Llegó papá y nos llevaron contigo; te abrazamos y te dimos un beso antes de entrar al quirófano. Luego llegaron tus tíos; tu tío Francisco estaba trabajando fuera y condujo de tirón para estar con nosotros allí, todos hundidos, esperando las noticias de cada operación. Yo llevaba conmigo aquel bolso enorme, repleto de tus cosas, como si dentro llevara también la esperanza de volver a cuidarte, de ser otra vez tu refugio. No me daba cuenta de que mis manos temblaban: a veces buscaban las de papá, otras se aferraban al bolso con tanta fuerza que me rompía las uñas, y otras, abrazada a tus tíos, que no se movieron del hospital.
Me levanté mil veces; me dolía todo el cuerpo. Papá y yo caminábamos sin descanso en círculos, una y otra vez, alrededor del quirófano, como dos fantasmas atrapados en un mismo laberinto. A ratos, nos sentábamos con tus tíos, que nos decían palabras de esperanza, aunque nuestra angustia era tan grande que ninguna palabra podía consolarnos.
En cada intento por estabilizar tu cuerpo, en cada intervención, era como si nos arrancaran un pedazo de corazón, porque ya presentíamos que tu precioso corazón se estaba apagando lentamente… Papá, mientras, con su mirada de médico calculando y su corazón de padre hecho añicos, creo que ya lo intuía. Recuerdo que me dijo con voz rota: “Cariño, si sale de esta, quedará muy, muy mal…” Y entonces llorábamos los dos, abrazados a la impotencia. Yo solo pensaba en entregarme en tu lugar, como fuera; hasta hice en silencio un pacto con el diablo, rogándole que me cambiara por ti. Papá y yo lo habríamos dado todo para salvarte, hasta nuestra propia existencia.

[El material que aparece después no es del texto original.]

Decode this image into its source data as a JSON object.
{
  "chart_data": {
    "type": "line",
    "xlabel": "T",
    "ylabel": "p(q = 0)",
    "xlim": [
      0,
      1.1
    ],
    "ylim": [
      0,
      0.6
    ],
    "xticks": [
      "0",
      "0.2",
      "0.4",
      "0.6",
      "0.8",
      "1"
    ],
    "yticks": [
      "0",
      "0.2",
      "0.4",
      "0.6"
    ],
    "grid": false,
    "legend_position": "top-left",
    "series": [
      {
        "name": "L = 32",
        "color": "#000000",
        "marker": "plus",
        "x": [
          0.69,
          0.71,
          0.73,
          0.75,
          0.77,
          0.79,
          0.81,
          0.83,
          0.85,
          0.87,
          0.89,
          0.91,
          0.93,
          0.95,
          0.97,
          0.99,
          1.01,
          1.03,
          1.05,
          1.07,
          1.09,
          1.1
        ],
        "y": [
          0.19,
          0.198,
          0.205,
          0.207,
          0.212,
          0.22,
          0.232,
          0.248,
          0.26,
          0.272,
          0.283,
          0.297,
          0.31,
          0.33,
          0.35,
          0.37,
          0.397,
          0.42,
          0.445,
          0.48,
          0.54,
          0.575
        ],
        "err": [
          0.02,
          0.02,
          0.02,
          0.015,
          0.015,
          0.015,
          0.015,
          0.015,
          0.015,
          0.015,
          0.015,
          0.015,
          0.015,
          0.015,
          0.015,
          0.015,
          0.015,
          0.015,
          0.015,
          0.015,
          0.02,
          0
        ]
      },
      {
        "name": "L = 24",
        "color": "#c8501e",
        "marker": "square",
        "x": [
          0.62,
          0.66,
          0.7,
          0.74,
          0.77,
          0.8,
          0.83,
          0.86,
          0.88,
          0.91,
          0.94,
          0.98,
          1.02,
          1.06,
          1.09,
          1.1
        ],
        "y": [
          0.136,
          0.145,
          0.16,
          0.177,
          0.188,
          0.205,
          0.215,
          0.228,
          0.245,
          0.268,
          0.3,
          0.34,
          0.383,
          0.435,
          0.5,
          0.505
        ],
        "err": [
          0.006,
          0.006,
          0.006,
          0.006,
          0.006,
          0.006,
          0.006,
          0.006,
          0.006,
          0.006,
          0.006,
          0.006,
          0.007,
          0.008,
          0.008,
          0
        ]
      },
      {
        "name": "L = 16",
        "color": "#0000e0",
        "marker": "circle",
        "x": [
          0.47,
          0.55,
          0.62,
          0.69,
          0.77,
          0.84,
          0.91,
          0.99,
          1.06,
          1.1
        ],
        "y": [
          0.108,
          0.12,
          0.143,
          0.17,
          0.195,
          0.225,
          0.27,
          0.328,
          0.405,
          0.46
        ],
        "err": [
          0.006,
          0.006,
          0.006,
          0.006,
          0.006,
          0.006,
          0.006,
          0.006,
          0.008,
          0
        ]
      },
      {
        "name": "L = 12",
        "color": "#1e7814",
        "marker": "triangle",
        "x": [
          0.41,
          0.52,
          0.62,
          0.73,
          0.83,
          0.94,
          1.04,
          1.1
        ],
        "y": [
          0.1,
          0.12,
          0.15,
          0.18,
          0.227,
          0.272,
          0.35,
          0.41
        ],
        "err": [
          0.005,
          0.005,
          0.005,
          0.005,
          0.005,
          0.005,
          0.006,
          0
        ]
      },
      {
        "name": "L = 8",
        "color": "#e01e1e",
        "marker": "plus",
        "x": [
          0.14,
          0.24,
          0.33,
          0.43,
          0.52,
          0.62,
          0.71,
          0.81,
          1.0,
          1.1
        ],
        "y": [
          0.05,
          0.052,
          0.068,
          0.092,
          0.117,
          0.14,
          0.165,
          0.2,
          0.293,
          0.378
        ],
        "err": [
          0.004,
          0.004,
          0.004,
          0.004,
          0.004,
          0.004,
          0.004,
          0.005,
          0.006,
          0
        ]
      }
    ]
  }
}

De repente, entre tanto dolor, en mi mente apareció el recuerdo de que, cuando caíste al suelo, nos dijeron que habías pedido que avisaran a tu padre, como si en sus manos, que tantas veces te sanaron, hubieras podido encontrar la salvación. Tú buscabas esas manos siempre cariñosas y reparadoras, las de tu médico favorito, tu refugio en la vida. Pero, ¿quién puede sobrevivir a 42 cuchilladas? Ni siquiera el amor más grande, ni siquiera las manos que tantas veces curaron tus heridas de niña, pudieron rescatarte de tanta crueldad.
Tras varias operaciones, después de tantas horas en vilo, nos llevaron a una sala fría y gris, un lugar que parecía hecho de sombras; a mí me pareció sacado de Momo —esa sensación de lugar frío, gris y opresivo, donde el tiempo parece detenido y los “hombres grises” roban el tiempo a las personas y la esperanza desaparece—.

Luego… alguien entro en la sala gris y colocó sobre la mesa una bandeja con tilas, como un gesto inútil frente a un abismo tan cruel. Y en ese instante, entraron varios médicos con los rostros ensombrecidos, sus miradas fueron más elocuentes que cualquier palabra: ya lo intuíamos, pero aun así nos lo dijeron. Nos explicaron que, debido a la parada cardiorrespiratoria y a toda la sangre que habías perdido, tu cerebro no había recibido oxígeno. Habías muerto…
…Yo me imaginé lo difícil que debe ser para un médico dar una noticia así y, sin pensarlo, hundida por el dolor, le di las gracias. Pero el cirujano me respondió, con la voz quebrada y el rostro descompuesto: “No me dé las gracias…” “No me dé las gracias…”
Y en ese silencio helado, sentimos que nuestro mundo se quebraba para siempre. Y ¡No! No era la muerte natural, te había asesinado un monstruo. Nos abrazamos y lloramos sin consuelo. Recuerdo que, entre sollozos, le dije al tío Juanma: “¿Y ahora qué hago?” Su respuesta, tan triste como impotente, me atravesó el corazón: “Lo que quieras… haz lo que quieras.”